Konoskopische Bilder einachsiger Kristalle mit "Kreuz" um den Ausstichspunkt habe ich von NaNO3 ; KNO3 ist m.E. schon 2-achsig.

Lieber Herr Herrmann,
alle Aufnahmen sind im Durchlicht gemacht. Die grünlich (scheinbar) opaken mit DIK, die obere und untere schief beleuchtet. Die untere ist etwas älter, wie der schöne Blaustich reingekommen ist, kann ich leider nicht mehr sagen.

Freundliche Mikrogrüsse an Sie beide
Hinrich Huseman

olaf.med

Lieber Herr Husemann,

leider gibt Groth keine Brechungsindizes an, aber ich bin sicher, daß ich auch die in meiner Bibliothek zuhause finden kann. Jedoch gibt er einen Wert für 2E (Austrittswinkel in Luft) von 162°. Nun könnte man rückwärts daraus den Brechungsindex ausrechnen, aber das wird sicher sehr ungenau. Ein normales Luft-Objektiv mit dieser Apertur gibt es nicht, man könnte es aber einmal mit einem hochaperturigen Ölobjektiv versuchen. In der Blütezeit der Kristalloptik wurden sogar spezielle Immersionsobjektive für Konoskopie von Kristallen mit großen Achsenwinkeln gefertigt. Diese waren für Dijodmethan (Methylenjodid)-Immersion mit dem Brechungsindex 1,74 berechnet. Allerdings waren sie ausschließlich für diese Anwendung zu gebrauchen. Die normale Abbildung war so schlecht, das sie höchstens zum Aufsuchen geeigneter Schnitte taugte.

Natriumnitrat kristallisiert trigonal (wie Calcit) ist damit tatsächlich einachsig, das rhombische Kaliumnitrat ist das Schulbeispiel eines zweiachsigen Kristalls mit sehr kleinem Achsenwinkel. 2V ist gerade mal 7°!

Herzliche Grüße,

Olaf
Gerne per Du!

Vorstellung: http://www.mikroskopie-forum.de/index.php?topic=4757.0

... und hier der Link zu meinen Beschreibungen historischer mineralogischer Apparaturen:
https://www.mikroskopie-forum.de/index.php?topic=34049.0

Miner

Sehr schön, richtige Kristalle, zum Anfassen.
Danke.

hinrich husemann

#6
Lieber Herr Medenbach,
ich hatte ja nur mit einem Trockenobjektiv gerechnet. Während meines Einkaufsganges durch die "City" fiel mir dann auch ein, daß es mit Immersion gehen müßte.

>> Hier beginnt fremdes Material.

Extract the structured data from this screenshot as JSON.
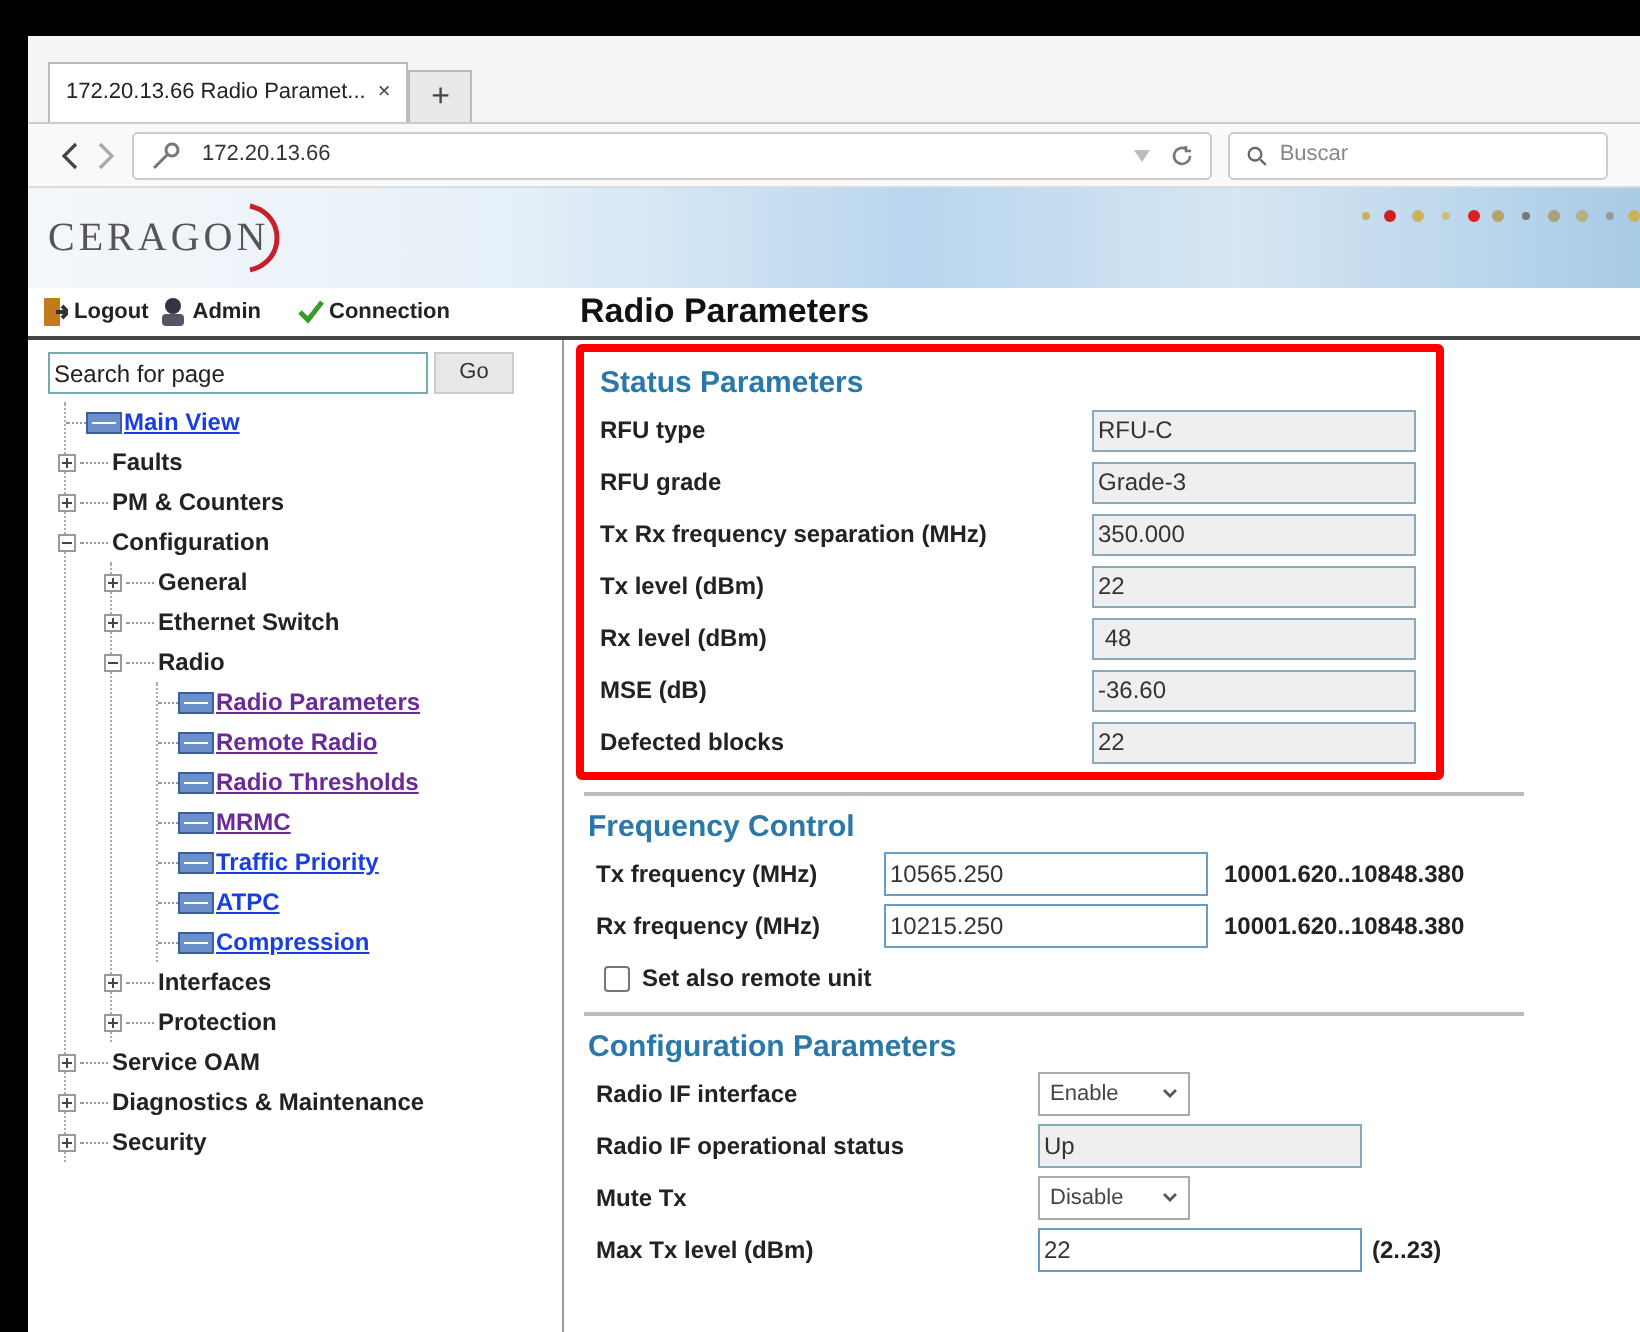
{
  "browser": {
    "tab": {
      "title": "172.20.13.66  Radio Paramet...",
      "close": "×",
      "selected": true
    },
    "new_tab": "+",
    "url": "172.20.13.66",
    "search": {
      "placeholder": "Buscar"
    }
  },
  "banner": {
    "logo": "CERAGON"
  },
  "toolbar": {
    "items": [
      {
        "kind": "logout",
        "label": "Logout"
      },
      {
        "kind": "admin",
        "label": "Admin"
      },
      {
        "kind": "connection",
        "label": "Connection"
      }
    ],
    "page_title": "Radio Parameters"
  },
  "sidebar": {
    "search": {
      "placeholder": "Search for page"
    },
    "go": "Go",
    "tree": [
      {
        "kind": "link",
        "label": "Main View",
        "visited": false
      },
      {
        "kind": "folder",
        "label": "Faults",
        "expanded": false
      },
      {
        "kind": "folder",
        "label": "PM & Counters",
        "expanded": false
      },
      {
        "kind": "folder",
        "label": "Configuration",
        "expanded": true,
        "children": [
          {
            "kind": "folder",
            "label": "General",
            "expanded": false
          },
          {
            "kind": "folder",
            "label": "Ethernet Switch",
            "expanded": false
          },
          {
            "kind": "folder",
            "label": "Radio",
            "expanded": true,
            "children": [
              {
                "kind": "link",
                "label": "Radio Parameters",
                "visited": true
              },
              {
                "kind": "link",
                "label": "Remote Radio",
                "visited": true
              },
              {
                "kind": "link",
                "label": "Radio Thresholds",
                "visited": true
              },
              {
                "kind": "link",
                "label": "MRMC",
                "visited": true
              },
              {
                "kind": "link",
                "label": "Traffic Priority",
                "visited": false
              },
              {
                "kind": "link",
                "label": "ATPC",
                "visited": false
              },
              {
                "kind": "link",
                "label": "Compression",
                "visited": false
              }
            ]
          },
          {
            "kind": "folder",
            "label": "Interfaces",
            "expanded": false
          },
          {
            "kind": "folder",
            "label": "Protection",
            "expanded": false
          }
        ]
      },
      {
        "kind": "folder",
        "label": "Service OAM",
        "expanded": false
      },
      {
        "kind": "folder",
        "label": "Diagnostics & Maintenance",
        "expanded": false
      },
      {
        "kind": "folder",
        "label": "Security",
        "expanded": false
      }
    ]
  },
  "status": {
    "title": "Status Parameters",
    "highlighted": true,
    "rows": [
      {
        "label": "RFU type",
        "value": "RFU-C"
      },
      {
        "label": "RFU grade",
        "value": "Grade-3"
      },
      {
        "label": "Tx Rx frequency separation (MHz)",
        "value": "350.000"
      },
      {
        "label": "Tx level (dBm)",
        "value": "22"
      },
      {
        "label": "Rx level (dBm)",
        "value": " 48"
      },
      {
        "label": "MSE (dB)",
        "value": "-36.60"
      },
      {
        "label": "Defected blocks",
        "value": "22"
      }
    ]
  },
  "frequency": {
    "title": "Frequency Control",
    "rows": [
      {
        "label": "Tx frequency (MHz)",
        "value": "10565.250",
        "range": "10001.620..10848.380"
      },
      {
        "label": "Rx frequency (MHz)",
        "value": "10215.250",
        "range": "10001.620..10848.380"
      }
    ],
    "remote": {
      "label": "Set also remote unit",
      "checked": false
    }
  },
  "config": {
    "title": "Configuration Parameters",
    "rows": [
      {
        "kind": "select",
        "label": "Radio IF interface",
        "value": "Enable"
      },
      {
        "kind": "readonly",
        "label": "Radio IF operational status",
        "value": "Up"
      },
      {
        "kind": "select",
        "label": "Mute Tx",
        "value": "Disable"
      },
      {
        "kind": "input",
        "label": "Max Tx level (dBm)",
        "value": "22",
        "range": "(2..23)"
      }
    ]
  }
}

Aus dem von Ihnen angegebenen Austrittswinkel in Luft berechnet sich ja ein Brechungsindex von etwa 1,48 - was natürlich mit Vorsicht zu genießen ist, aber zu meiner "kühnen" Annahme von 1,5 durchaus passt. Da Immersionsöl ja auch dicht hierbei liegt, sollte ja näherungsweise sin E = sin V sein; d.h. mit Aperturen ab 0,7 (oder etwas mehr) sollte man es vielleicht - zumindest theoretisch - mit Ölimmersion "packen" können.

Auch zu den Alkali-Nitraten kann ich noch zwei Bilder beisteuern: Links NaNO3 , rechts KNO3. Die Zweiachsigkeit bei Letzterem ist trotz des kleinen Achsenwinkels noch klar zu erkennen.



Freundliche Mikrogrüsse
H. Husemann

olaf.med

#7
Lieber Herr Husemann,

ich habe tatsächlich noch Daten zum Weinstein gefunden - sonst hätte ich sie aus Frust selbst gemessen (wäre auch auch wieder ein willkommener Grund gewesen, eine anständige Flasche zu leeren...).

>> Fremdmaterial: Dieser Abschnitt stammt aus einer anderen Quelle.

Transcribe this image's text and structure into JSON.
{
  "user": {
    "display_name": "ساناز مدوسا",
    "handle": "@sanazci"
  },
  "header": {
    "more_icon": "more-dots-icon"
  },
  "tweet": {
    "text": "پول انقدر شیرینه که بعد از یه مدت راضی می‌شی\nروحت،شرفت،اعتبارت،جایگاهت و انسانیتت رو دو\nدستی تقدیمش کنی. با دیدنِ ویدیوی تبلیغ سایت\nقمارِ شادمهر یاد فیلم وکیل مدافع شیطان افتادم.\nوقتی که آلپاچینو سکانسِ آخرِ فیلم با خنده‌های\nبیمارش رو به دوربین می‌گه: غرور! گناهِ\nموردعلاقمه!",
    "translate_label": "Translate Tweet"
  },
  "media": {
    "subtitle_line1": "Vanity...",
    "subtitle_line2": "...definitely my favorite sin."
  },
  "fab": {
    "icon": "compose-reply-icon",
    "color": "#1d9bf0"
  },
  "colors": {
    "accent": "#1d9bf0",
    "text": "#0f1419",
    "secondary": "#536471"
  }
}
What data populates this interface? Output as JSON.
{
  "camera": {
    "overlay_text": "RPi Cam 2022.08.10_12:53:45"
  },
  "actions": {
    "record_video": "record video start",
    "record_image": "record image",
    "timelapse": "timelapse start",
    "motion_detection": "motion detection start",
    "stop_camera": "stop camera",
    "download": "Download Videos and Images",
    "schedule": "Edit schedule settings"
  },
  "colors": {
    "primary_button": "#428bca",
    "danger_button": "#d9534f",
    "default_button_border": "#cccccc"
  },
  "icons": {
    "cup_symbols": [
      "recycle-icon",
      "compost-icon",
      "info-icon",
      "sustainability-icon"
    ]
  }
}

Die Brechungsindizes sind: nz=1,5900, ny=1,5498, nx=1,5105

aus Winchell, A.N. (1943): The optical properties of organic compounds.

Herzliche Grüße,

Olaf
Gerne per Du!

Vorstellung: http://www.mikroskopie-forum.de/index.php?topic=4757.0

... und hier der Link zu meinen Beschreibungen historischer mineralogischer Apparaturen:
https://www.mikroskopie-forum.de/index.php?topic=34049.0

hinrich husemann

Lieber Herr Medenbach,
wenn ich die von Ihnen dankenswerterweise "ausgegrabenen" drei Brechungsindizes des Weinsteins aus 1943 in die von Ihnen in dem nun schon etwas zurück liegenden (Dezember) Thread "Zuckerzeit..." angegebenen Formel für die Berechnung von cos V einsetze, bekomme ich für den Achsenwinkel 2V einen Wert von gut 88°. (Ich hoffe, ich habe mich nicht verrechnet.) Das ist m. E. doch gar nicht sooo schrecklich verschieden von den weiter oben angegebenen 84° aus 1905 (oder sind die Ansprüche da höher? Und wie ist das überhaupt mit der Messgenauigkeit bei n ? Werden Sie immer für die Na-Linie angegeben?)

Freundliche Mikrogrüsse
H. Husemann

olaf.med

Lieber Herr Husemann,

dieser errechnete Wert ist erstaunlich gut - meist sind diese Angaben völlig daneben, was vor allem an der Ungenauigkeit der Messung der Brechungsindizes liegt. Routinemäßig werden diese heute höchstens noch auf +- 0,002 bestimmt, woraus sich riesige Fehler bei der Berechnung von 2V besonders für niedrig doppelbrechende Substanzen ergibt. Daher traue ich den berechneten Achsenwinkeln nie (außerdem messe ich solche Größen sehr gerne selbst)!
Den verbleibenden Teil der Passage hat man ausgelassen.